安いときは買い支えてもらい、高い時は安く放出してもらうわけだが、君の母親がこれをやっているとして、君はどの程度関わっているのか」
痩せぎす黒髪眼鏡の人は、そう言ってお嬢様をジロジロと見つめる。
なんだかお嬢様は嫌そうな、不本意そうな顔をしている気がする。
「これほどの異能を持ちながら診療部なんかに入るなどと愚かなことだ。適材適所というものがあるだろう」
えっ? とアリシアはびっくりしてしまう。
いきなり他人に向かって愚かとか言うもんだろうか。
それともこういう都会じゃそんなこともあるんだろうか?
いったいどうすればいいのか、抗議すればいいのか。でも自分が言ってもいいものだろうか、とかアリシアが考えていると
「局長、失礼ですよ」と金髪の大柄なほうの人が止めに入ってくれた。
「失礼? 何がだ」
「いきなり人に愚かとか何を言っちゃってるんですかね」
「事実だろうが。少しばかり誰か治療してやるより、食料供給の安定の方が大事だろう。
まして、あの診療部のやつらは……」
「いい加減にしてください。嫌がってるじゃないですか、顔見て分からないんですか」
「はあ? 嫌だったら嫌と言うだろう」
金髪の大柄なほうの人、確かウルスさんといったか、彼は顔を覆ってため息をつく。
そうして、お嬢様のほうに向きなおり
「たいへん失礼をいたしました。彼にはよく言って聞かせるようにいたします」
そう言って頭を下げた。
「お詫びと申しましては何でございますが、ファルブロール様におかれましては、ご商売などお始めになる予定がおありでしたら、各種組合その他へご紹介などさせていただくことが可能です。
ひと声かけていただきましたら、すぐ参りますのでどうぞご用命くださいませ」
そう言われて、お嬢様は少し考えると
「そうね、てつはすこしダブついてるわ。
あとはどせきにこうぶつ、まあいおうとかていひんいのせきたんなんかがいっぱいあるかしら」
なるほどなるほど、と言いながらウルスさんは懐から出したメモ帳にメモを取る。
「でも、ふつうのひとのしょうばいのじゃまはしたくないの。だからむりにはうらなくていいわ。
かうほうもたとえばやさいやくだものがとれすぎてあまってて、このままだとくさっちゃうみたいなのがあればすぐにかいにいくわ。

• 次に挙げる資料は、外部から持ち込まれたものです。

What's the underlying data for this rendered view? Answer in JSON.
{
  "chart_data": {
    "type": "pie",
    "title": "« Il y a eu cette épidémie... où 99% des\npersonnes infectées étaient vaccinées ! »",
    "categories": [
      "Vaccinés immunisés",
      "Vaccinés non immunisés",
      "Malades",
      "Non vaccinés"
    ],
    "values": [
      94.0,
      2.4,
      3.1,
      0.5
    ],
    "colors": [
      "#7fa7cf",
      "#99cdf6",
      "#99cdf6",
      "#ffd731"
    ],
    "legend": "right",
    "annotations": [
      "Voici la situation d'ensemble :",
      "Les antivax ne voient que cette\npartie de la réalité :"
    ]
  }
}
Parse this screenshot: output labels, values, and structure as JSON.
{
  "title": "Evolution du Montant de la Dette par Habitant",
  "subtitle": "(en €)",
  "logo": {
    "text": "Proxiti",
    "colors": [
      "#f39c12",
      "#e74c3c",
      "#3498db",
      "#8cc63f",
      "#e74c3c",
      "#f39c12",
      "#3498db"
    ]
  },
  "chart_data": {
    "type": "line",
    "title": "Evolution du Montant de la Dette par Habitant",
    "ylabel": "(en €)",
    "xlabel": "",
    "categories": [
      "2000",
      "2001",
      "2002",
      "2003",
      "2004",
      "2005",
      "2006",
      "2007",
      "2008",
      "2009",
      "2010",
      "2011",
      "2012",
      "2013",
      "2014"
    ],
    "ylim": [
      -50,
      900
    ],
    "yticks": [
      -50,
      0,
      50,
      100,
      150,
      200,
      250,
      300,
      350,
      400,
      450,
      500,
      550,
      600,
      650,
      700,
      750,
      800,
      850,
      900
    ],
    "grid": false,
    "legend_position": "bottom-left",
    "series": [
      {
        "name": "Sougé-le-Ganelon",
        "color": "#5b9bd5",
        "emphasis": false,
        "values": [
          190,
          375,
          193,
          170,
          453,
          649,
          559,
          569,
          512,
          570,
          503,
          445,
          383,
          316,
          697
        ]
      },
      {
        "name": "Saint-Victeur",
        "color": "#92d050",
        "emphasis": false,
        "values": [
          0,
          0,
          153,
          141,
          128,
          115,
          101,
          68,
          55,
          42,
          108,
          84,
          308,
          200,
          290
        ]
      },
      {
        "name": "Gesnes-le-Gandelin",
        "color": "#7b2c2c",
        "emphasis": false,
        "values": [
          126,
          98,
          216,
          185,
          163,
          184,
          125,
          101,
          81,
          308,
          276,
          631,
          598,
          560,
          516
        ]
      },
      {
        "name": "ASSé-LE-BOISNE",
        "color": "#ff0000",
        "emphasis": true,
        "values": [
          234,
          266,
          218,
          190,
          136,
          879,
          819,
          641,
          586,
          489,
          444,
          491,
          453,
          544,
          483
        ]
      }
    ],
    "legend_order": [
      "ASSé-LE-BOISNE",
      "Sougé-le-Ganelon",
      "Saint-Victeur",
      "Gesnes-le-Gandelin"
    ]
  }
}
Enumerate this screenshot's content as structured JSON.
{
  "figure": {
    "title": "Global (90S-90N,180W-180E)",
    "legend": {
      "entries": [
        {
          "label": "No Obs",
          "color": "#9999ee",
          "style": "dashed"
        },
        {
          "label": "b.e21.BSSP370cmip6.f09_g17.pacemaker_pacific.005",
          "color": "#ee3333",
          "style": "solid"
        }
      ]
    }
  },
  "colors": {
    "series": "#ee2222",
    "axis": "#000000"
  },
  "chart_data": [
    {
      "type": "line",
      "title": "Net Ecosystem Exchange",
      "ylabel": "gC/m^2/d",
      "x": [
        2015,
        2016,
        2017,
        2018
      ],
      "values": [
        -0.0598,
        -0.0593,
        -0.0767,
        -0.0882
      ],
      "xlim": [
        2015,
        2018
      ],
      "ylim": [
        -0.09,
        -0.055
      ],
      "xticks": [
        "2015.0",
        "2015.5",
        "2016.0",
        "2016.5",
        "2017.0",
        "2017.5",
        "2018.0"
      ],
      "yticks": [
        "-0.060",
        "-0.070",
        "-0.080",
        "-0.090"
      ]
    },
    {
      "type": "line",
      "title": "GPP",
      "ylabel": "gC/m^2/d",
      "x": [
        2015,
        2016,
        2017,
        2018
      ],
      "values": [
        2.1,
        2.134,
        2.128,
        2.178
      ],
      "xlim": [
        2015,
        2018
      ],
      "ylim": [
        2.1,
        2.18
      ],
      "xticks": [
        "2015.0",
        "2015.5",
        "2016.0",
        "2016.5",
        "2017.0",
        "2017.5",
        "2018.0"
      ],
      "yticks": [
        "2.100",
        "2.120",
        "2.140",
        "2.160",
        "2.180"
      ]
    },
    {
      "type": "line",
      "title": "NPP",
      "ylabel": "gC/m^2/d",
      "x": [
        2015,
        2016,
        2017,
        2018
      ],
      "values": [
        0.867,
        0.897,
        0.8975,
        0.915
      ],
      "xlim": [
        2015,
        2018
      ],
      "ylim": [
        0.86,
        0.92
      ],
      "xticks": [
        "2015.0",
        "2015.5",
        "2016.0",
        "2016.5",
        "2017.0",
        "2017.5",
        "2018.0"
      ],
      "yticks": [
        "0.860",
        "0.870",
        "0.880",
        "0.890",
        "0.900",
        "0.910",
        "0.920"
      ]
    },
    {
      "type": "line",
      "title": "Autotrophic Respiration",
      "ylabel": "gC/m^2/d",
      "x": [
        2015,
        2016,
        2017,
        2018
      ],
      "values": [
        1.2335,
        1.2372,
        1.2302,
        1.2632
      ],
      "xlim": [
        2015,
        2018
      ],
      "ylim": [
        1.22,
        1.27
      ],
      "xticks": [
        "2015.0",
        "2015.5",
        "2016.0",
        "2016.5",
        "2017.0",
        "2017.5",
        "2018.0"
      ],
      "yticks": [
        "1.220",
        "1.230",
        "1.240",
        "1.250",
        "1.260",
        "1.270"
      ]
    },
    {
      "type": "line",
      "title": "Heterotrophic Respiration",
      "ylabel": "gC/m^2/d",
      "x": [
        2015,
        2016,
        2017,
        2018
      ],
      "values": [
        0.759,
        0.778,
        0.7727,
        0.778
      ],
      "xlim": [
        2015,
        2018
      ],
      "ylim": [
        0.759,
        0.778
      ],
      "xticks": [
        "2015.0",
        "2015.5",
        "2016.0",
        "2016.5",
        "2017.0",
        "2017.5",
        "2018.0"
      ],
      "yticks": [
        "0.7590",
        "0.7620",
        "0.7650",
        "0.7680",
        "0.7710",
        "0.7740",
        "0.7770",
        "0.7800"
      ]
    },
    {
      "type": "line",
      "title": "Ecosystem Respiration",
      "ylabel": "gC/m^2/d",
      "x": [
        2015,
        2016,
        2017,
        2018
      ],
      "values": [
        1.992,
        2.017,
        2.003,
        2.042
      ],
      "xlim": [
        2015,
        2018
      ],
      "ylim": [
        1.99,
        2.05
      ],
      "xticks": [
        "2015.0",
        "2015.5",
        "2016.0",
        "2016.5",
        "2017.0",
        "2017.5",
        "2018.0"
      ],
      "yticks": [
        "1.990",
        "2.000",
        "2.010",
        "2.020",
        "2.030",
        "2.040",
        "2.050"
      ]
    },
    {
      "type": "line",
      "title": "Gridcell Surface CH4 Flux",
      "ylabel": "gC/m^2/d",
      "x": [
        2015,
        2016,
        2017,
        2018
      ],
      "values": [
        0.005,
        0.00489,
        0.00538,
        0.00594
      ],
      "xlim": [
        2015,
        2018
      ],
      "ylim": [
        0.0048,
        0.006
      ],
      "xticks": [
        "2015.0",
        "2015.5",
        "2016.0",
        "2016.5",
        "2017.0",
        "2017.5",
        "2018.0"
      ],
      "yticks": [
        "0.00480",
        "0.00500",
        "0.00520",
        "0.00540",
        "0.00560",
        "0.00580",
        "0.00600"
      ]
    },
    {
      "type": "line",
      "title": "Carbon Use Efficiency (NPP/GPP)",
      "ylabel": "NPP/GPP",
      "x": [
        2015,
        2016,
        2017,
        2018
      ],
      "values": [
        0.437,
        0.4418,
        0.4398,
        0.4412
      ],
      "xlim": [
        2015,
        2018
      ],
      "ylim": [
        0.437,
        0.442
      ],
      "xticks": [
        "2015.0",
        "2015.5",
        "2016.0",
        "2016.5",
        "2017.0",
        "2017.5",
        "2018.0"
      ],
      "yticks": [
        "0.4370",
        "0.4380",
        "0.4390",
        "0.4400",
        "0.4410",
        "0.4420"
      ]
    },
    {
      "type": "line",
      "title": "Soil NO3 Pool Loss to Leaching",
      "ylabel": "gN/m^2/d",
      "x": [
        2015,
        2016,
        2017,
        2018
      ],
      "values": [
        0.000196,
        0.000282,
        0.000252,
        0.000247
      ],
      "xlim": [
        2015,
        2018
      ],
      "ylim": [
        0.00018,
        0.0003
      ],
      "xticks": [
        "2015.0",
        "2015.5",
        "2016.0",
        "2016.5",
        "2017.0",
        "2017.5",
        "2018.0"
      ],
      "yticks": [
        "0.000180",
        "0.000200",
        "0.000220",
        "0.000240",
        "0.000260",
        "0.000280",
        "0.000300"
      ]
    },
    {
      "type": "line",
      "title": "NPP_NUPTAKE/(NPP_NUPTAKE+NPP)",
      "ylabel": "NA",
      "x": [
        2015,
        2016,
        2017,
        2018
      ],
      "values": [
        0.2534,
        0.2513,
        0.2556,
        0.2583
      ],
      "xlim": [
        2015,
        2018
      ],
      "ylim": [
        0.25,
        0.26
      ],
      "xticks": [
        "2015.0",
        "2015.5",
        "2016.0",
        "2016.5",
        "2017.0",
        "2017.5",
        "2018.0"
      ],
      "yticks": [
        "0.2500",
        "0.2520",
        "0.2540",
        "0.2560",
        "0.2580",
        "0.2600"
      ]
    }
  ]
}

こくもつもねくずれしてたらかうし、ねだんがあがりすぎてたらだすわよ」
「ふむふむ! 荷物袋の異能持ちかくあれかしというようなご立派なお心構えでございますね。
このウルス、感服いたしました。
学園生産連絡会としましては百万の味方を得た思いにございます! ありがとうございます!」
ウルスさんはそう言って、なぜかとても喜んでいた。
◆
ウルスさんが、あの失礼な黒髪眼鏡の局長とやらを引っ張るようにして帰っていったあとで、アイシャさんがお嬢様に
「また安請け合いしてると仕事ばかりになっちゃいますよ」と言っていた。
「かんぜんにむししたりとかは、わたしできないもの。
そしたらいえにいたって、ここにきたって、ほかのどこかでも、どうせしごとはふえておなじことになるわ。だからいいのよ」
お嬢様はどこか諦めたような調子でそう答える。
「もう! お人よしなんだから」
アイシャさんはそう言って、お嬢様を抱き上げると、ぎゅっと抱きしめた。
アリシアは、お嬢様が普段なにをしているとか、そういうことはあまり知らなかったのだけど、赤ちゃんみたいに見えるお嬢様にも苦労があるんだなあと、なんだかかわいそうな気がしたのだった。